Recado
“Quem não lê, mal fala, mal ouve, mal vê.”
Monteiro Lobato
Pausas e manhas (2)
A história é velha. Tão velha quanto o rascunho da Bíblia. José Cândido de Carvalho conta o episódio. Freixeiras, funcionário da Companhia de Água e Esgotos do Rio de Janeiro, tinha um grande orgulho. Era a única pessoa na repartição que sabia pôr as vírgulas no lugar certo. Todos o reverenciavam por isso. Ninguém ousava contrariá-lo.
Mas, como diz o povo sabido, não há bem sempre dure nem mal que nunca se acabe. A fila anda. Um dia chegou o novo chefe. Ao assinar a correspondência, pediu a Freixeiras que tirasse certa vírgula de certo lugar. Freixeiras tremeu. Que ousadia! Ficou duas horas remoendo tira-a-vírgula-não tira-a-vírgula. Finalmente, decidiu-se. Foi à sala do diretor e disse:
– Ou eu ou a vírgula.
A demissão do virgulino obrigou os demais servidores a deixar o comodismo.
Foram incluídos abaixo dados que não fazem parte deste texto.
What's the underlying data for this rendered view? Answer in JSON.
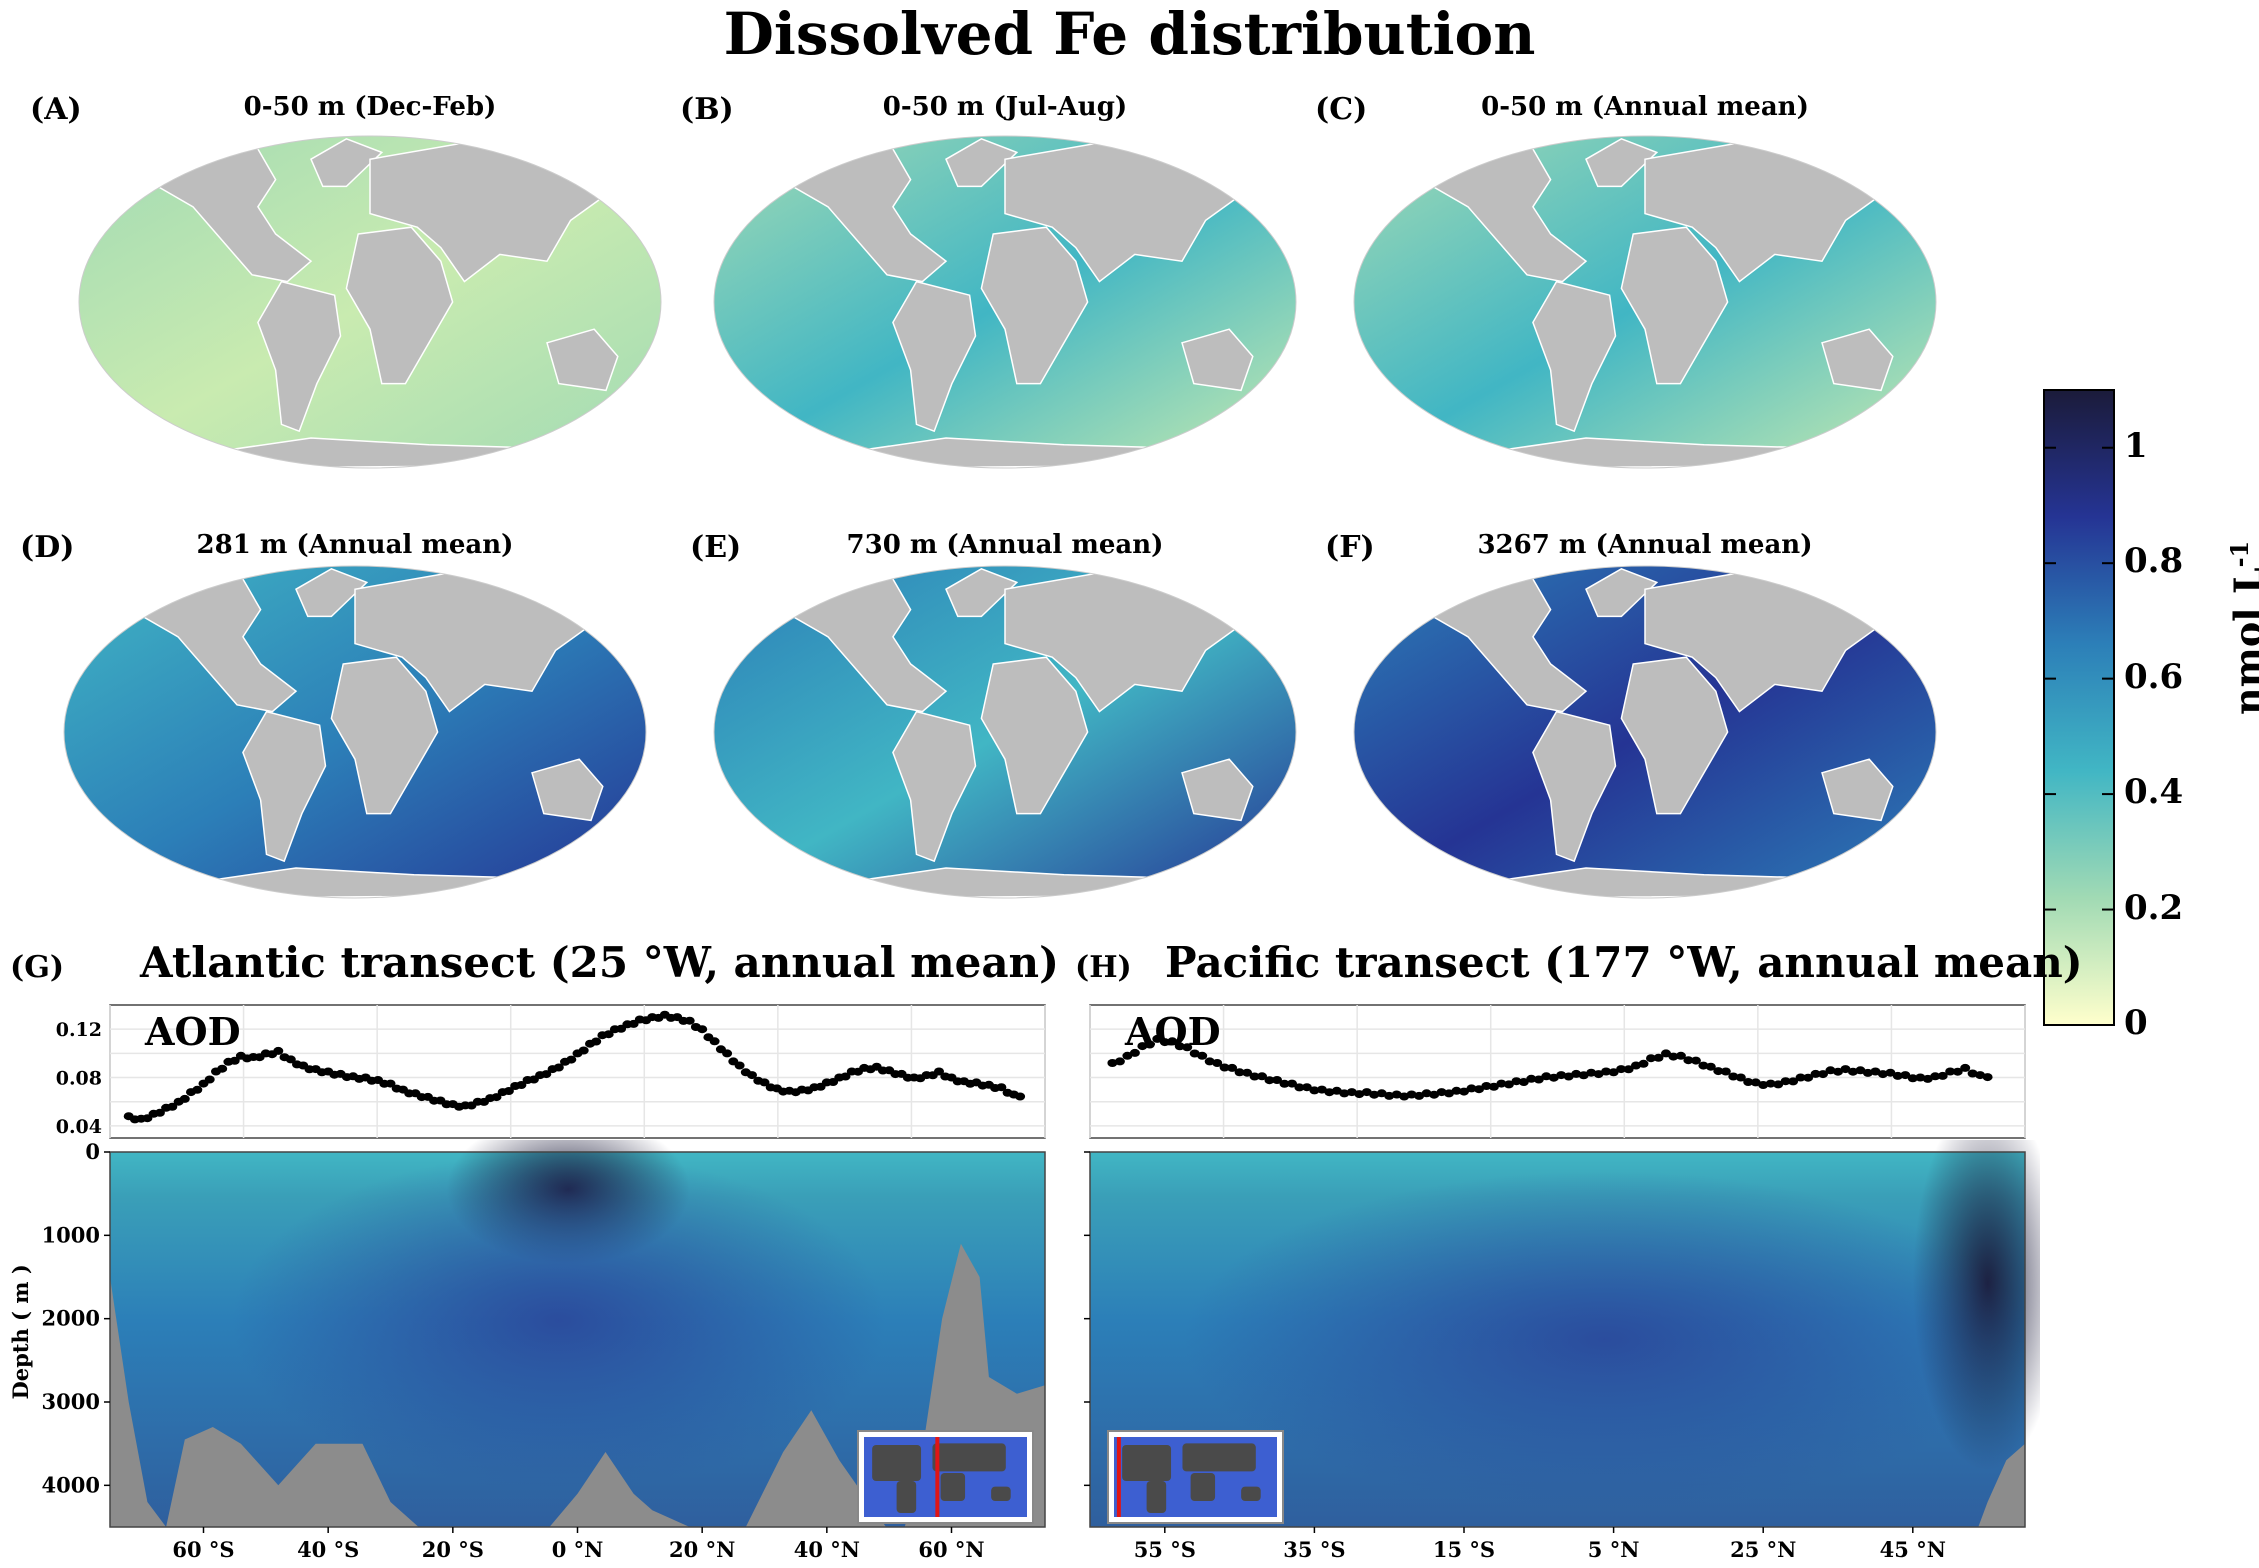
{
  "figure": {
    "title": "Dissolved Fe distribution"
  },
  "maps": [
    {
      "label": "(A)",
      "title": "0-50 m (Dec-Feb)",
      "level": "low"
    },
    {
      "label": "(B)",
      "title": "0-50 m (Jul-Aug)",
      "level": "low-mid"
    },
    {
      "label": "(C)",
      "title": "0-50 m (Annual mean)",
      "level": "low-mid"
    },
    {
      "label": "(D)",
      "title": "281 m (Annual mean)",
      "level": "mid"
    },
    {
      "label": "(E)",
      "title": "730 m (Annual mean)",
      "level": "mid-high"
    },
    {
      "label": "(F)",
      "title": "3267 m (Annual mean)",
      "level": "high"
    }
  ],
  "colorbar": {
    "label": "nmol L",
    "label_superscript": "-1",
    "ticks": [
      "1",
      "0.8",
      "0.6",
      "0.4",
      "0.2",
      "0"
    ],
    "range": [
      0,
      1.1
    ],
    "colors": [
      "#ffffcc",
      "#a1dab4",
      "#41b6c4",
      "#2c7fb8",
      "#253494",
      "#1b1b3a"
    ]
  },
  "chart_data": [
    {
      "type": "scatter",
      "panel": "(G)",
      "title": "Atlantic transect (25 °W, annual mean)",
      "series_label": "AOD",
      "x_ticks": [
        "60 °S",
        "40 °S",
        "20 °S",
        "0 °N",
        "20 °N",
        "40 °N",
        "60 °N"
      ],
      "x_range": [
        -75,
        75
      ],
      "y_ticks": [
        "0.12",
        "0.08",
        "0.04"
      ],
      "y_range": [
        0.03,
        0.14
      ],
      "x": [
        -72,
        -70,
        -68,
        -66,
        -64,
        -62,
        -60,
        -58,
        -56,
        -54,
        -52,
        -50,
        -48,
        -46,
        -44,
        -42,
        -40,
        -38,
        -36,
        -34,
        -32,
        -30,
        -28,
        -26,
        -24,
        -22,
        -20,
        -18,
        -16,
        -14,
        -12,
        -10,
        -8,
        -6,
        -4,
        -2,
        0,
        2,
        4,
        6,
        8,
        10,
        12,
        14,
        16,
        18,
        20,
        22,
        24,
        26,
        28,
        30,
        32,
        34,
        36,
        38,
        40,
        42,
        44,
        46,
        48,
        50,
        52,
        54,
        56,
        58,
        60,
        62,
        64,
        66,
        68,
        70
      ],
      "y": [
        0.048,
        0.046,
        0.05,
        0.055,
        0.06,
        0.068,
        0.075,
        0.085,
        0.093,
        0.098,
        0.097,
        0.1,
        0.102,
        0.095,
        0.09,
        0.087,
        0.085,
        0.083,
        0.081,
        0.08,
        0.078,
        0.075,
        0.07,
        0.067,
        0.064,
        0.061,
        0.058,
        0.057,
        0.06,
        0.063,
        0.068,
        0.073,
        0.078,
        0.082,
        0.087,
        0.093,
        0.1,
        0.108,
        0.115,
        0.12,
        0.124,
        0.128,
        0.13,
        0.132,
        0.13,
        0.127,
        0.12,
        0.11,
        0.1,
        0.09,
        0.082,
        0.076,
        0.071,
        0.069,
        0.07,
        0.072,
        0.076,
        0.08,
        0.085,
        0.088,
        0.089,
        0.086,
        0.083,
        0.08,
        0.082,
        0.085,
        0.08,
        0.077,
        0.076,
        0.074,
        0.072,
        0.066
      ],
      "depth_ylabel": "Depth ( m )",
      "depth_ticks": [
        "0",
        "1000",
        "2000",
        "3000",
        "4000"
      ],
      "depth_range": [
        0,
        4500
      ]
    },
    {
      "type": "scatter",
      "panel": "(H)",
      "title": "Pacific transect (177 °W, annual mean)",
      "series_label": "AOD",
      "x_ticks": [
        "55 °S",
        "35 °S",
        "15 °S",
        "5 °N",
        "25 °N",
        "45 °N"
      ],
      "x_range": [
        -65,
        60
      ],
      "y_range": [
        0.03,
        0.14
      ],
      "x": [
        -62,
        -60,
        -58,
        -56,
        -54,
        -52,
        -50,
        -48,
        -46,
        -44,
        -42,
        -40,
        -38,
        -36,
        -34,
        -32,
        -30,
        -28,
        -26,
        -24,
        -22,
        -20,
        -18,
        -16,
        -14,
        -12,
        -10,
        -8,
        -6,
        -4,
        -2,
        0,
        2,
        4,
        6,
        8,
        10,
        12,
        14,
        16,
        18,
        20,
        22,
        24,
        26,
        28,
        30,
        32,
        34,
        36,
        38,
        40,
        42,
        44,
        46,
        48,
        50,
        52,
        54
      ],
      "y": [
        0.092,
        0.098,
        0.106,
        0.112,
        0.11,
        0.105,
        0.098,
        0.092,
        0.088,
        0.084,
        0.081,
        0.078,
        0.075,
        0.072,
        0.07,
        0.069,
        0.068,
        0.068,
        0.067,
        0.066,
        0.066,
        0.067,
        0.068,
        0.069,
        0.071,
        0.073,
        0.075,
        0.077,
        0.079,
        0.081,
        0.082,
        0.083,
        0.084,
        0.085,
        0.087,
        0.09,
        0.096,
        0.1,
        0.098,
        0.094,
        0.089,
        0.085,
        0.08,
        0.076,
        0.075,
        0.077,
        0.08,
        0.083,
        0.086,
        0.087,
        0.086,
        0.085,
        0.084,
        0.082,
        0.08,
        0.081,
        0.085,
        0.088,
        0.082
      ],
      "depth_ticks": [
        "0",
        "1000",
        "2000",
        "3000",
        "4000"
      ],
      "depth_range": [
        0,
        4500
      ]
    }
  ]
}
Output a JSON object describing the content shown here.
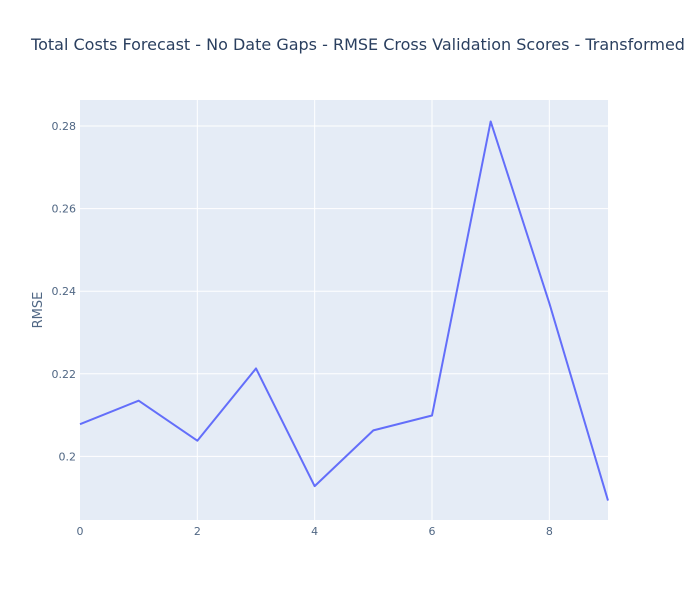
{
  "chart_data": {
    "type": "line",
    "title": "Total Costs Forecast - No Date Gaps - RMSE Cross Validation Scores - Transformed",
    "xlabel": "",
    "ylabel": "RMSE",
    "x": [
      0,
      1,
      2,
      3,
      4,
      5,
      6,
      7,
      8,
      9
    ],
    "series": [
      {
        "values": [
          0.2078,
          0.2135,
          0.2038,
          0.2213,
          0.1928,
          0.2063,
          0.2099,
          0.2811,
          0.2371,
          0.1893
        ]
      }
    ],
    "xlim": [
      0,
      9
    ],
    "ylim": [
      0.1846,
      0.2863
    ],
    "xticks": [
      0,
      2,
      4,
      6,
      8
    ],
    "xtick_labels": [
      "0",
      "2",
      "4",
      "6",
      "8"
    ],
    "yticks": [
      0.2,
      0.22,
      0.24,
      0.26,
      0.28
    ],
    "ytick_labels": [
      "0.2",
      "0.22",
      "0.24",
      "0.26",
      "0.28"
    ],
    "grid": true,
    "legend": "none",
    "colors": {
      "line": "#636efa",
      "plot_background": "#e5ecf6",
      "grid": "#ffffff",
      "title": "#2a3f5f",
      "ticks": "#506784"
    }
  }
}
Para garantir o emprego, decidiram estudar. Consulta daqui, pesquisa dali, descobriram o óbvio: o diabo não é tão feio quanto o pintam. O emprego da tão temida pausa obedece a três regras -- separar termos coordenados, termos explicativos e termos deslocados. A coluna colabora no desvendar os mistérios. A passada tratou dos termos coordenados. Esta continua o assunto.
Vírgula (2)
Há termos coordenados que suscitam perguntas mais frequentes que outros. Um deles é o etc. As três letrinhas dão nó nos miolos. Muitos arrancam os cabelos só de pensar no enfrentamento. Melhor respirar, parar e acreditar que, no fundo, se trata de cortina de fumaça. Basta conheceras as manhas do trio. Aí, a resposta vem fácil como andar pra frente.
Etc.
Sabia? Etc. é recurso de preguiçoso. A gente pode muito bem viver sem ele. O segredo está na conjunção e. Compare:
Gosto de cinema, teatro e literatura. (O e dá o recado: é só disso que gosto.)
Gosto de cinema, teatro, literatura. (A ausência do e indica que gosto de muitas outras coisas.)
Acertar ou acertar
Você faz questão do etc.? OK. Mas, volta e meia, pinta a dúvida. Ele deve ser antecedido de vírgula? A questão procede. Afinal, as três letrinhas são a abreviatura de (e) (t)antas (c)oisas. Portanto, há um ezinho aí presente.
Mas muitos esqueceram a etimologia da palavra. Afirmam que a criatura é tão antiga que as pessoas de memória curta lhe esqueceram a origem. Tratam-na, então, como se fosse um vocábulo qualquer. E daí? Com vírgula ou sem vírgula? Tanto faz. Você decide. É acertar, ou acertar.
Gosto de cinema, teatro, literatura (e) etc.
Um só
Etc. Tem ponto no final? Tem. Coincide com o ponto no fim da frase? Sem problema. Fique com um só: Comprei laranja, maçã, pêssego, abacaxi etc. (A vírgula é facultativa. Prefiro dispensá-la.)
Leitor pergunta
Um deputado apresentou várias emendas. Ao dar satisfação ao eleitor, disse que se tratava de emendas parlamentar. Usou o adjetivo no singular porque a autoria é de uma só pessoa. Ele está certo?
Bia Cortez, Brasília
Não. O adjetivo deve concordar com o substantivo: emenda parlamentar, emendas parlamentares.
Para frisar que todas as emendas foram apresentadas por ele, Sua Excelência precisa lançar mão de outra forma de dizer. Valem dois exemplos: emendas de minha autoria, emendas por mim apresentadas.